Yesterday, I returned to San Felasco State Park with Bruce for a 10.3 mile bike and hike to nail down some karst features that are impossible to locate from topo maps and aerial imagery, and to have some fun. Blues Creek heads up just north of Millhopper Road in Gainesville, FL near the SE corner of the park. It drains surface waters during wet seasons and is kept wet by discharge from seepage springs during most of North Florida’s dry seasons (spring and fall). Blues Creek travels north from its origin through a moderately steep ravine dominated by a mature forest composed of mixed, semi-evergreen hardwoods. Shade from the forest canopy that the creek is embedded within is so dense that most of these woods have little brush, giving a park-like ambiance to the area.

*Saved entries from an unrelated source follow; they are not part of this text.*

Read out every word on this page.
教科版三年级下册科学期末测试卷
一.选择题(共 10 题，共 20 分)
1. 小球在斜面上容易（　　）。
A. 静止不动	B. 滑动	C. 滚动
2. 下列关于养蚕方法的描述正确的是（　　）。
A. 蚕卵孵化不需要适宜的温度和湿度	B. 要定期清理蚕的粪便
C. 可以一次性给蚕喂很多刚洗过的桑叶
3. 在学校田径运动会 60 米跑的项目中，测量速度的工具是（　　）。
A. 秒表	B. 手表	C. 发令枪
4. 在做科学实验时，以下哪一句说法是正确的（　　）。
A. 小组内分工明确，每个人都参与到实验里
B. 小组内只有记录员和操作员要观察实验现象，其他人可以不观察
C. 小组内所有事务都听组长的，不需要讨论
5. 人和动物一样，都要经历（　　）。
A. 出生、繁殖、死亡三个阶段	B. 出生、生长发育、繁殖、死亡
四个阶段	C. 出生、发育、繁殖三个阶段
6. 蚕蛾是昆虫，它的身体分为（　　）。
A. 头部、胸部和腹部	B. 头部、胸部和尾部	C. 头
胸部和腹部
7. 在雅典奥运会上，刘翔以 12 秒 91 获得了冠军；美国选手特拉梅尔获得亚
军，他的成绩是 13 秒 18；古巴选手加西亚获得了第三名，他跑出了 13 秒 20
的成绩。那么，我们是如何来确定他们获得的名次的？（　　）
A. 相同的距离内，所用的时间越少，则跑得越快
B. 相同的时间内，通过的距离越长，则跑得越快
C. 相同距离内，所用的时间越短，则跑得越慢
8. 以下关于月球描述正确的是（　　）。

Parallel to Blues Creek for a short distance is a karst valley that I will call Blues Trace until I learn what FDEP calls it. The valley is really a ragged line of deep, steep sinkholes that pond water up in serious or quickly-repeated storm events. This is one of the longer and deeper sinks, with Bruce for scale:
Blues Creek travels northward until it reaches a swamp forest, where it then flows within a wider, shallower, braided channel clockwise around the south side of the swamp. There are at least two blind valleys that extend to the south and west off the creek channel beside the swamp. The eastern blind valley has walls that are steep but climbable if you are healthy, and a floor of wet sand and mud, and logs galore. Blues Creek today runs through the western blind valley and sumps into a series of crevices at the base of the valley’s limestone walls that are too small to enter. Here is a portion of this very beautiful karst valley:
When it come to Florida karst scenery, it doesn’t get any better than that. We saw a 3ft long cottonmouth the last time we were here. Of course, the moccasin never threatened us. I have also seen downy nestling vultures hiding among these rocks several times over the years, and Florida tree fern (Ctenitis sloanei) maintains a small, possibly its northernmost Florida population in this valley (the USDA has records only as far north as Hillsborough County although I have seen it well north of that occasionally). The terminus of the valley has walls that are too steep and clay-slick to climb, and we didn’t want to do that anyway due to its splendid fern cover. You have to backtrack to get out of there. The only other people I have ever seen wandering around waaaay off-trail in the park were a couple of fellow naturalists at this spot. The place is a subtle magnet to my kind.
A major lineament (bedrock fracture) connects Alachua Sink in Payne’s Prairie to Hornsby Spring. Dye tracing has proven that several stream swallets only a mile or two north of this lineament connect to Hornsby Spring via underground conduits. These include Cellon Creek Swallet at the head of the San Felasco bike trailhead, Mill Creek Sink (an NSS-owned cave diving site) and another sink I don’t know the name of that used to channel the General Electric battery plant’s acid waste into the Floridan Aquifer. Sanchez Prairie almost certainly drains into that system – its swallet is almost dead-on the lineament. Blues Creek Swallet almost certainly feeds into that lineament too, as it is also only about a mile north of the lineament. Furthermore, Blues Creek Swallet may make the connection to the lineament via Blues Trace. Unfortunately, the known caves in this part of the lineament’s cave system have ceilings at 190ft to 220ft below the aquifer’s water level and there is plenty of overburden available to plug any solution pipe that might open up along Blues Trace, so it will take a dye trace to answer that question.